Deaths of despair among Blacks and among Hispanics began to rise after 2010; like those for Whites, the increases are largely confined to those without a 4-year college degree. About three-quarters of the increase for Blacks and Hispanics without a BA is accounted for by drug overdoses.

A Politics of Despair

If the majority of Americans are failing to thrive while a minority prospers, why does the democratic process not work to improve their material and health outcomes? … [L]iving in a functioning democracy is good in and of itself, and the lack of effective political voice is one reason to despair. Woolhandler et al. (2021) in a Lancet Commission report on public policy and health in the Trump era … describe a negative feedback loop in which “the neoliberal policies that inflicted economic hardship and worsened health” did not, as might have been expected in a well-functioning democratic state, generate a political demand for better safety nets and health provision, because less-educated whites see such policies as favoring minorities at their expense. … Blacks and more educated whites react in the opposite direction, widening political polarization, which on net favors the right and provides an opening for populist politicians such as Donald Trump. …

[A]fter the US presidential election of 2016, several studies noted correlations between deaths of despair, changes in life expectancy, and the Republican share of the vote (Monnat 2016, Bor 2017). Bor (2017) finds a correlation of −0.67 across counties between changes in life expectancy from 1980 and 2014 and the share of each county’s vote going to Trump. There is a similar cross-county correlation of Trump’s vote share with the fraction of each county’s White population without a college degree …

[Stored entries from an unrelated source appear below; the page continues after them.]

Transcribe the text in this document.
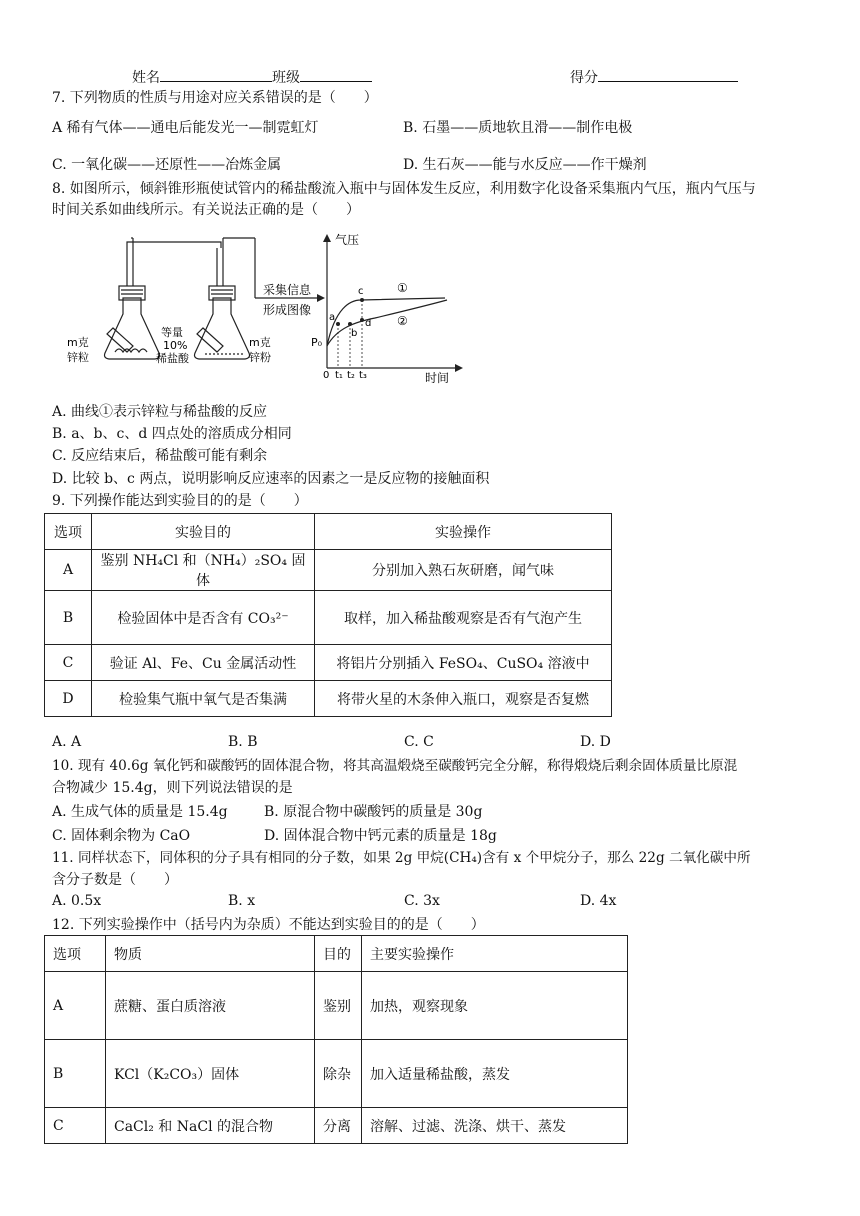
姓名	班级	得分
7. 下列物质的性质与用途对应关系错误的是（　　）
A 稀有气体——通电后能发光一—制霓虹灯	B. 石墨——质地软且滑——制作电极
C. 一氧化碳——还原性——冶炼金属	D. 生石灰——能与水反应——作干燥剂
8. 如图所示，倾斜锥形瓶使试管内的稀盐酸流入瓶中与固体发生反应，利用数字化设备采集瓶内气压，瓶内气压与
时间关系如曲线所示。有关说法正确的是（　　）
采集信息
形成图像
m克
锌粒
等量
10%
稀盐酸
m克
锌粉
气压
时间
P₀
0 t₁ t₂ t₃
a
b
c
d
①
②
A. 曲线①表示锌粒与稀盐酸的反应
B. a、b、c、d 四点处的溶质成分相同
C. 反应结束后，稀盐酸可能有剩余
D. 比较 b、c 两点，说明影响反应速率的因素之一是反应物的接触面积
9. 下列操作能达到实验目的的是（　　）
选项	实验目的	实验操作
A	鉴别 NH₄Cl 和（NH₄）₂SO₄ 固体	分别加入熟石灰研磨，闻气味
B	检验固体中是否含有 CO₃²⁻	取样，加入稀盐酸观察是否有气泡产生
C	验证 Al、Fe、Cu 金属活动性	将铝片分别插入 FeSO₄、CuSO₄ 溶液中
D	检验集气瓶中氧气是否集满	将带火星的木条伸入瓶口，观察是否复燃
A. A	B. B	C. C	D. D
10. 现有 40.6g 氧化钙和碳酸钙的固体混合物，将其高温煅烧至碳酸钙完全分解，称得煅烧后剩余固体质量比原混
合物减少 15.4g，则下列说法错误的是
A. 生成气体的质量是 15.4g	B. 原混合物中碳酸钙的质量是 30g
C. 固体剩余物为 CaO	D. 固体混合物中钙元素的质量是 18g
11. 同样状态下，同体积的分子具有相同的分子数，如果 2g 甲烷(CH₄)含有 x 个甲烷分子，那么 22g 二氧化碳中所
含分子数是（　　）
A. 0.5x	B. x	C. 3x	D. 4x
12. 下列实验操作中（括号内为杂质）不能达到实验目的的是（　　）
选项	物质	目的	主要实验操作
A	蔗糖、蛋白质溶液	鉴别	加热，观察现象
B	KCl（K₂CO₃）固体	除杂	加入适量稀盐酸，蒸发
C	CaCl₂ 和 NaCl 的混合物	分离	溶解、过滤、洗涤、烘干、蒸发
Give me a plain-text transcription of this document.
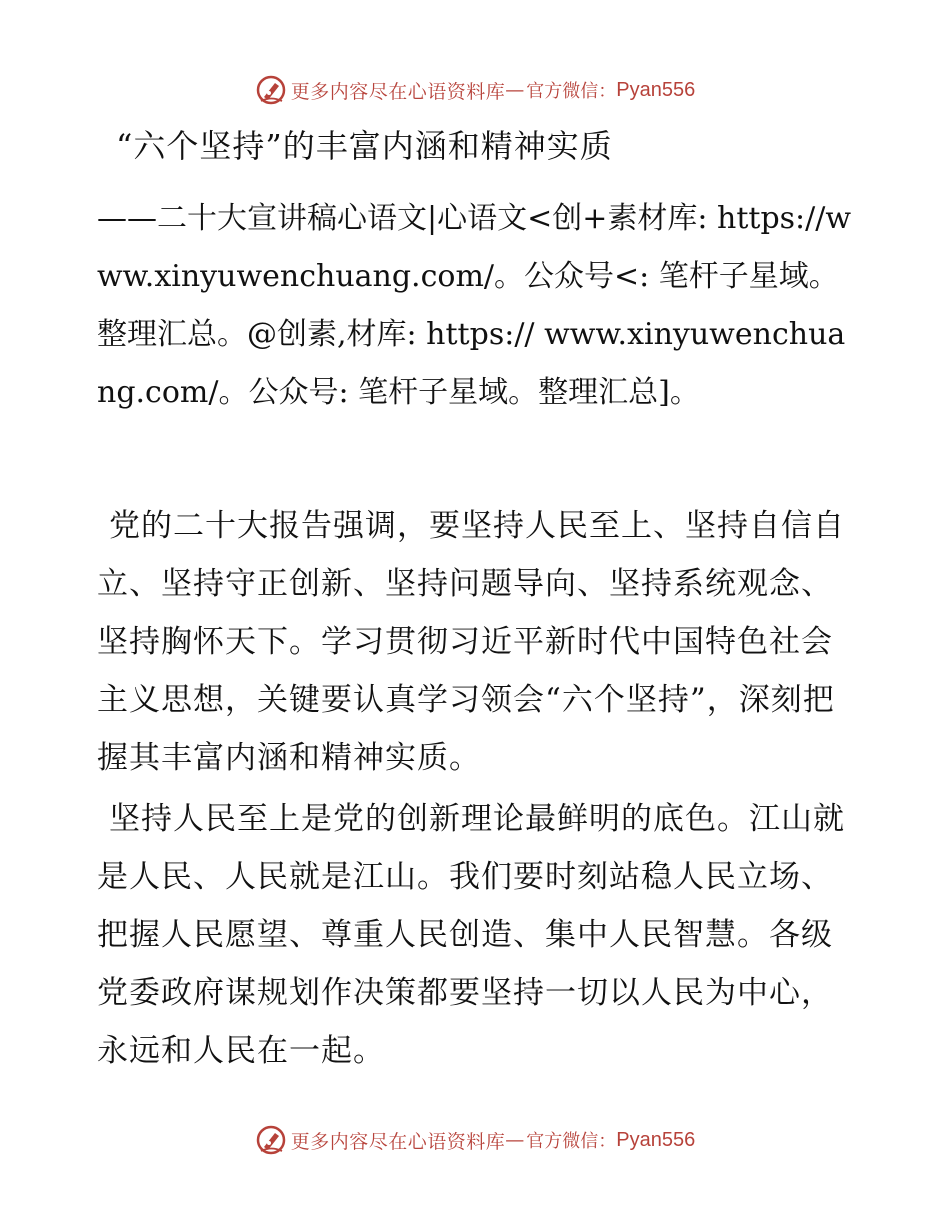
更多内容尽在心语资料库 — 官方微信： Pyan556
“六个坚持”的丰富内涵和精神实质

——二十大宣讲稿心语文|心语文<创+素材库: https://www.xinyuwenchuang.com/。公众号<: 笔杆子星域。整理汇总。@创素,材库: https:// www.xinyuwenchuang.com/。公众号: 笔杆子星域。整理汇总]。

党的二十大报告强调，要坚持人民至上、坚持自信自立、坚持守正创新、坚持问题导向、坚持系统观念、坚持胸怀天下。学习贯彻习近平新时代中国特色社会主义思想，关键要认真学习领会“六个坚持”，深刻把握其丰富内涵和精神实质。

坚持人民至上是党的创新理论最鲜明的底色。江山就是人民、人民就是江山。我们要时刻站稳人民立场、把握人民愿望、尊重人民创造、集中人民智慧。各级党委政府谋规划作决策都要坚持一切以人民为中心，永远和人民在一起。

更多内容尽在心语资料库 — 官方微信： Pyan556
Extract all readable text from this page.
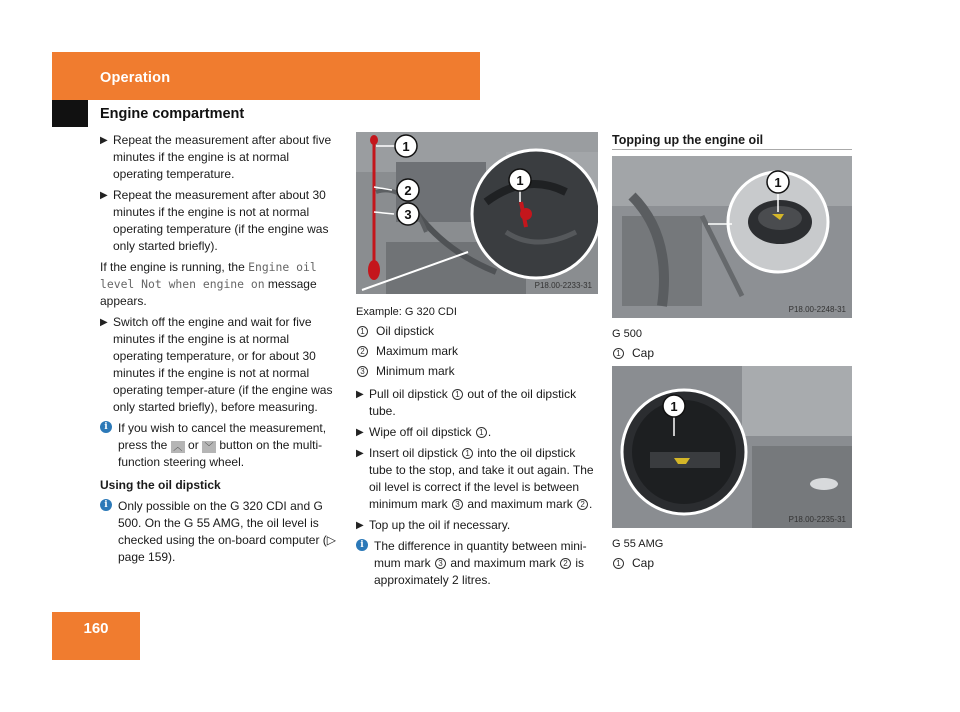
Operation
Engine compartment
▶ Repeat the measurement after about five minutes if the engine is at normal operating temperature.
▶ Repeat the measurement after about 30 minutes if the engine is not at normal operating temperature (if the engine was only started briefly).
If the engine is running, the Engine oil level Not when engine on message appears.
▶ Switch off the engine and wait for five minutes if the engine is at normal operating temperature, or for about 30 minutes if the engine is not at normal operating temper-ature (if the engine was only started briefly), before measuring.
i If you wish to cancel the measurement, press the ︿ or ﹀ button on the multi-function steering wheel.
Using the oil dipstick
i Only possible on the G 320 CDI and G 500. On the G 55 AMG, the oil level is checked using the on-board computer (▷ page 159).
1
2
3
1
P18.00-2233-31
Example: G 320 CDI
1 Oil dipstick
2 Maximum mark
3 Minimum mark
▶ Pull oil dipstick 1 out of the oil dipstick tube.
▶ Wipe off oil dipstick 1 .
▶ Insert oil dipstick 1 into the oil dipstick tube to the stop, and take it out again. The oil level is correct if the level is between minimum mark 3 and maximum mark 2 .
▶ Top up the oil if necessary.
i The difference in quantity between mini-mum mark 3 and maximum mark 2 is approximately 2 litres.
Topping up the engine oil
1
P18.00-2248-31
G 500
1 Cap
1
P18.00-2235-31
G 55 AMG
1 Cap
160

The economy began to turn against the white working class around 1970. Real wages began to decline for workers without a BA, and there was a long, slow decline—interrupted but never fully restored during economic booms—in job opportunities for less-educated men, much of which was driven by the decline in employment in American manufacturing. Globalization was important, though less important than automation, as was the relentless increase in the cost of health care, much of which is paid for through what is essentially a head tax on wages. …

Since the 1970s, there has been a slow-rolling and still ongoing divorce between Democrats and the white working class, a divorce that is central to the politics of despair. Especially after the catastrophic 1968 Democratic National Convention, the party slowly oriented itself away from its traditional working-class and union base toward what it is today, a coalition of minorities and educated professionals. …

Comment by: Don McCanne & Jim Kahn

The political realignment that has taken place has racial minorities joining the better educated professionals, improving their own educational levels and their own health status, whereas less educated largely white populations have aligned with the Republicans as their despair and sense of being abandoned has risen. Hence worse health and rising drugs, depression, and suicide in GOP-dominated states. With the conservatives more volubly exploiting these issues, our hopes for reaching social solidarity on a universal health care system diminish.

Is there pride in being uneducated? In being at high risk of those factors that lead to deaths of despair? Of having a shorter life expectancy? Of being used by the conservative political forces to impede social progress in our nation? If these concepts were better understood, we could raise social solidarity and accomplish goals such as health care justice for all.

Providing universal, stable, affordable, high-quality care would sharply decrease political alienation and hopelessness, and tangibly convey the virtues of a community orientation over private profit. No wonder single payer is so frightening to the conservative purveyors of political schism. Halloween is coming, time to embrace our worse fears!